We observed a difference in heterogeneity between comparisons evaluating the total dysmenorrhea score and those evaluating the VAS in both dysmenorrhea types and considered the measurement methodology of each score as a major cause of the difference [34]. The total dysmenorrhea score is a verbal rating scale that assesses the impact on daily life and the frequency of analgesic intake, and the degree of impact on daily life depends on health literacy [35] and social position and tends to show high variance among responders.
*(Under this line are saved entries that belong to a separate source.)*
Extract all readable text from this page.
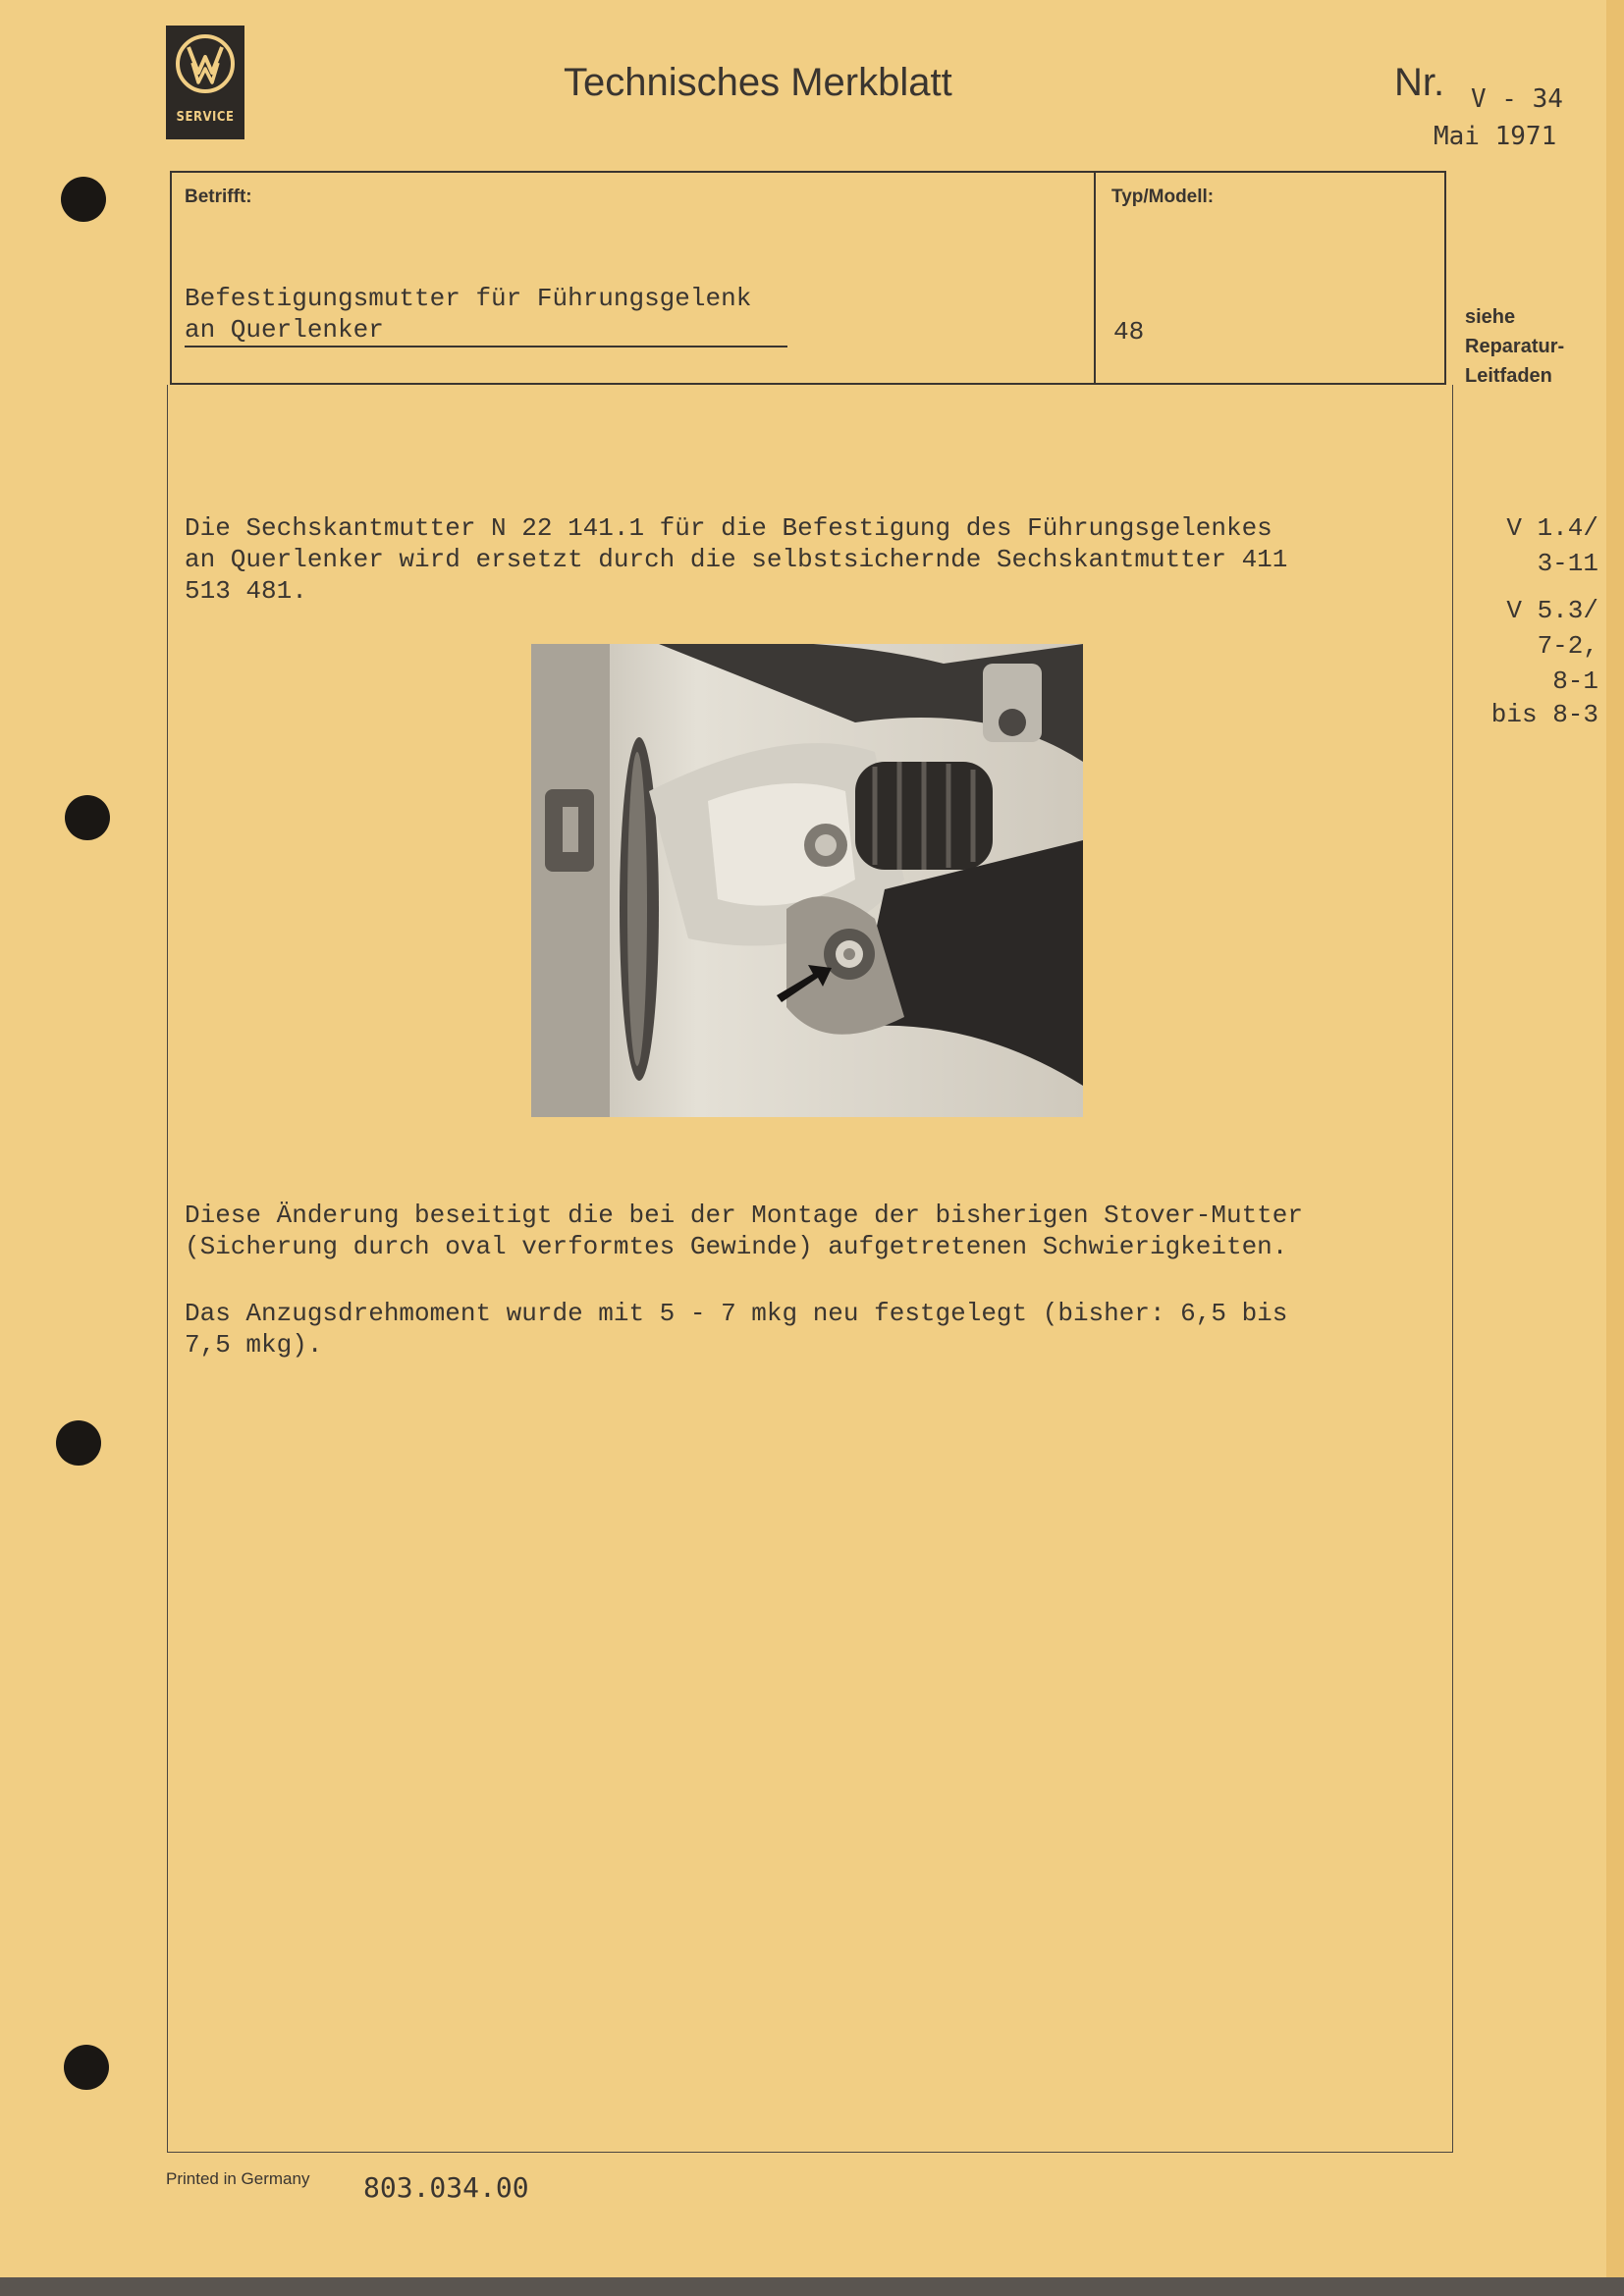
SERVICE
Technisches Merkblatt	Nr. V - 34
Mai 1971
Betrifft:	Typ/Modell:
Befestigungsmutter für Führungsgelenk
an Querlenker	48	siehe
Reparatur-
Leitfaden
V 1.4/
3-11
V 5.3/
7-2,
8-1
bis 8-3
Die Sechskantmutter N 22 141.1 für die Befestigung des Führungsgelenkes
an Querlenker wird ersetzt durch die selbstsichernde Sechskantmutter 411
513 481.
Diese Änderung beseitigt die bei der Montage der bisherigen Stover-Mutter
(Sicherung durch oval verformtes Gewinde) aufgetretenen Schwierigkeiten.
Das Anzugsdrehmoment wurde mit 5 - 7 mkg neu festgelegt (bisher: 6,5 bis
7,5 mkg).
Printed in Germany 803.034.00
In contrast, the VAS assesses the intensity of one’s own pain. As regards clinical heterogeneity, we concluded that it has limited impact on our conclusions because we performed separate analyses of different disease types, i.e., primary and secondary dysmenorrhea, and found similar clinical characteristics according to the distribution of basic demographics and baseline total dysmenorrhea scores that could cause clinical heterogeneity among the eligible studies.
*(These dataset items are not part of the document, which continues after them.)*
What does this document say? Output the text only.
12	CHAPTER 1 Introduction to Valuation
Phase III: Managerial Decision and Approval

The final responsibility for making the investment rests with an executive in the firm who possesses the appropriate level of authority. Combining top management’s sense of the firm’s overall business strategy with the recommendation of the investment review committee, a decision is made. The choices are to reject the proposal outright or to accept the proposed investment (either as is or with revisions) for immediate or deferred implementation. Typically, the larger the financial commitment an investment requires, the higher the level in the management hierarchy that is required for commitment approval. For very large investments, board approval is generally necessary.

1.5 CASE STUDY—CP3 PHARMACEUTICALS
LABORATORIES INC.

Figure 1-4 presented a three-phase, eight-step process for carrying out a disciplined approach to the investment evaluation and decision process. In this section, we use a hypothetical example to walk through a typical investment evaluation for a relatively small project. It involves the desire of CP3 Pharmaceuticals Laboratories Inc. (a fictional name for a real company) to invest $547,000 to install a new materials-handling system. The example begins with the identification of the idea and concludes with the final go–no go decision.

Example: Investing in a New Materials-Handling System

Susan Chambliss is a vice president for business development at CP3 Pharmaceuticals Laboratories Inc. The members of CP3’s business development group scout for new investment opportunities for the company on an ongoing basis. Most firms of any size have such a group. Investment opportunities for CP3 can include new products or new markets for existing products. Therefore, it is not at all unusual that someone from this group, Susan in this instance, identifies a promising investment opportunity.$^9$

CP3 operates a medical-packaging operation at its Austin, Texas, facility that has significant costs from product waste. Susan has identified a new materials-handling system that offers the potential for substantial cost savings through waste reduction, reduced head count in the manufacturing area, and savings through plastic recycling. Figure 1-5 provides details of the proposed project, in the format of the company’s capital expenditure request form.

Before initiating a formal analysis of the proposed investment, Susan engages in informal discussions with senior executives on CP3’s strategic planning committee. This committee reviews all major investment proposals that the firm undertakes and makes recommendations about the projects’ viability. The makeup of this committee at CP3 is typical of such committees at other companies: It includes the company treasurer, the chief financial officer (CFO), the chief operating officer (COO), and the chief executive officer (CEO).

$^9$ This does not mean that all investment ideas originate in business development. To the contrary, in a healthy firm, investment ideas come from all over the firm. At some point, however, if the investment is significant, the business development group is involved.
We included only RCTs in our analyses to guarantee the quality of the studies; nevertheless, our study has some limitations. First, the assessment time point of each score was not always the same. In the present analysis, we mainly used the values reported in each trial, but the duration of a treatment course differed even within the LEP drugs with an extended regimen (LNG/EE-extended, 84-day cycle; DRSP/EE-extended, 124-day cycle). In addition, the pain-suppressing effect in a LEP extended regimen has been reported to appear soon after the initiation of treatment, whereas in a LEP cyclic regimen, it increases throughout the continued administration and consequently decreases the frequency of analgesic use over time [26, 36]. Consequently, the efficacy of the LEP cyclic regimen was likely underestimated. Second, all of the eligible studies were performed by pharmaceutical companies to confirm the efficacy of their compounds. The risk of bias in each study was evaluated (Fig. S1 in the supplementary material), and no serious bias was identified in any of the studies. Although we did not investigate other elements of study design that are not evaluated by the risk of bias assessment, we considered their impact to be limited because all eligible studies were sponsored by companies. Third, the publication bias could not be statistically evaluated because of the limited number of eligible studies, although we did find asymmetry in the funnel plots (Fig. S4 in the supplementary material). Fourth, the 95% CrIs were wide for the total dysmenorrhea score, which is considered to be due to the insufficient number of studies and patients in our analysis. If more studies are conducted in future, analyses will be able to evaluate whether the drugs with higher mean differences in our study actually are more effective than others. Fifth, our meta-analyses synthesized only efficacy and did not consider the safety of each drug. Thus, additional investigations are required to evaluate the overall usefulness of the drugs in real-world clinical settings.

Conclusion

In this study, we conducted a systematic review, direct meta-analysis, and indirect network meta-analysis of oral hormonal therapies for the treatment of dysmenorrhea and found that both LEPs and progestins are effective in treating dysmenorrhea. In addition, progestin continuous regimens are suggested to be more effective than LEP cyclic regimens in improving pain relief. LEP-extended and progestin continuous could be superior to LEP-cyclic in the improvement of total dysmenorrhea score, although no significant differences between regimens were shown in our analyses with a limited number of studies.